Sie hatte sich „wohl dagegen entschieden zu lenken“. So die finale Expertise des Gutachters, den die Versicherung bestellt hatte. Und mit der ich leben musste. Leben, wenn das denn ging, mit der Erkenntnis, dass man keine andere Erklärung für den Unfall gefunden hatte, und keine Antwort auf die Frage nach dem Warum.

Was uns nicht davon abhält, sie uns trotzdem zu stellen; auch jetzt noch, Jahre nach dem Unfall, gibt es um diese Jahreszeit kein anderes Thema im Dorf, als Anna und ihren Unfall. Als die Frage, warum sie wohl nicht gelenkt hat, an jenem verhängnisvollen Tag kurz vor Weihnachten. Sicher, die Straßenverhältnisse waren schlecht gewesen, von der Sicht ganz zu schweigen. Und ja, es stimmte, auf der kurvenreichen Passstraße konnte man die Kontrolle über sein Auto verlieren, sie wäre nicht die Erste gewesen. Aber wieso hatten weder Gutachter noch Polizei Hinweise darauf gefunden?

Es habe keine Bremsspuren auf der Straße gegeben, sagten sie.

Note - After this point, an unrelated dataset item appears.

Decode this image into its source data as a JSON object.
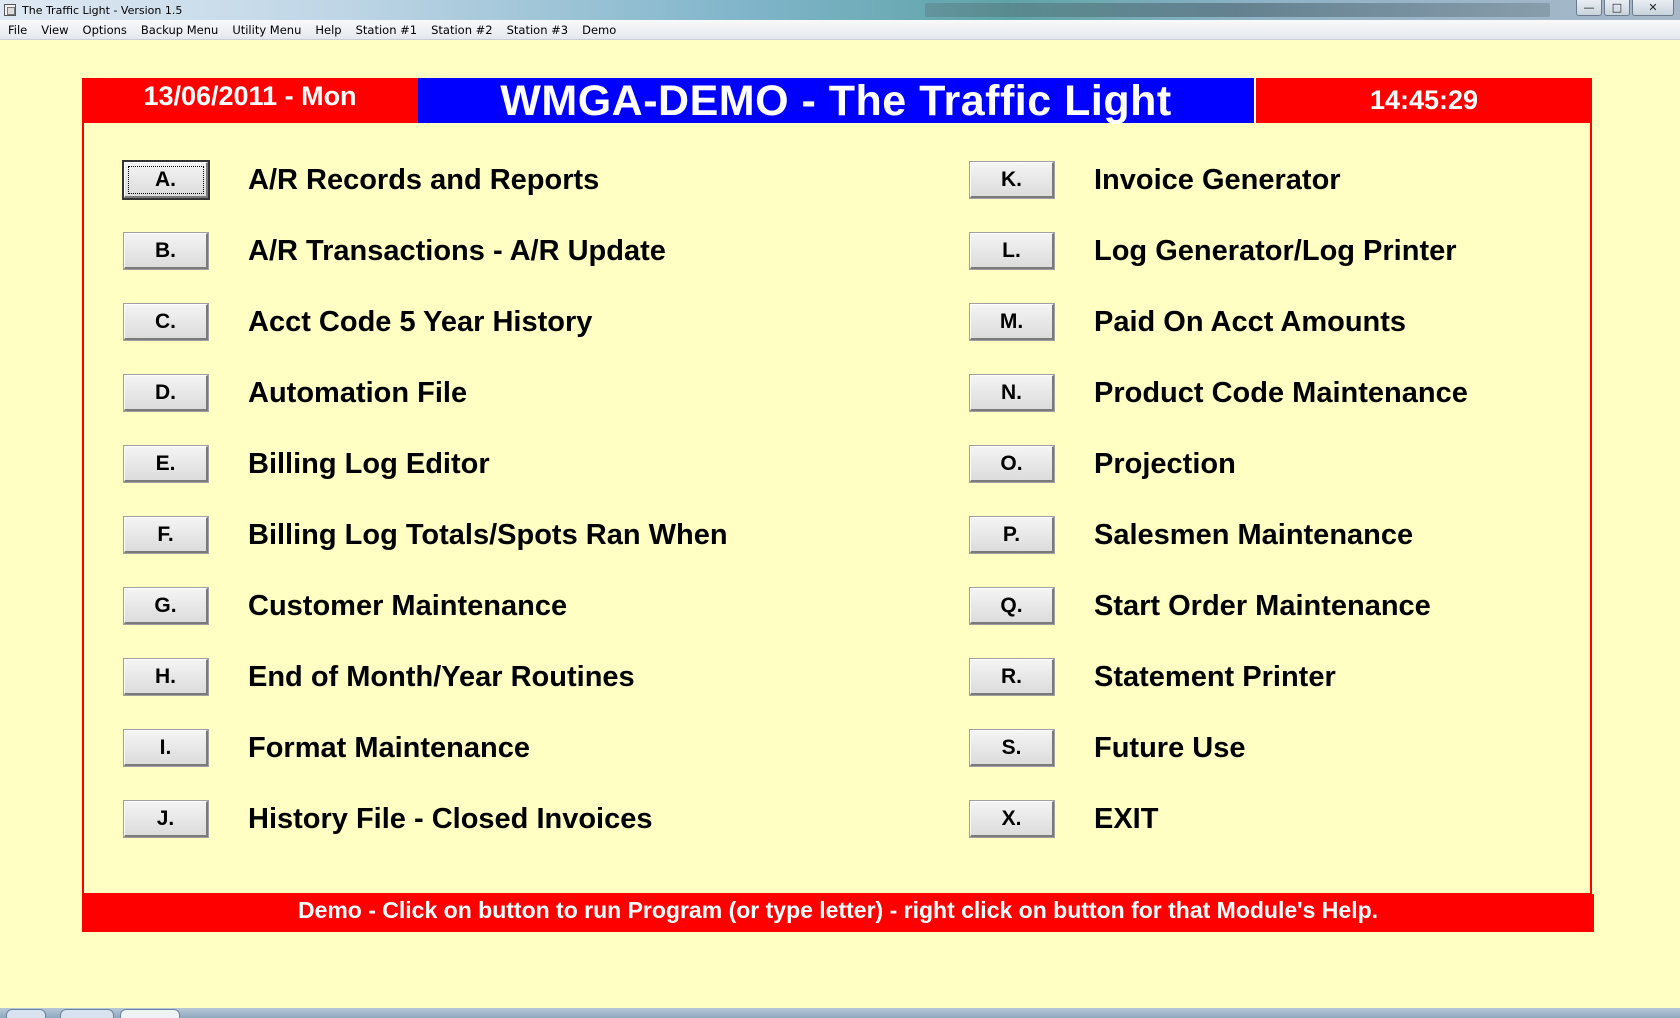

Es habe überhaupt keine Spuren neben der kaputten Leitplanke gegeben, die ihr Fahrzeug durchschlagen hatte und hinter der es gute fünfzig Meter ungebremst den Hang hinab geflogen war. Förmlich zerrissen hatte es den kleinen Polo, in dessen ausgebrannten Resten Jäger ihren Körper am nächsten Tag gefunden hatten.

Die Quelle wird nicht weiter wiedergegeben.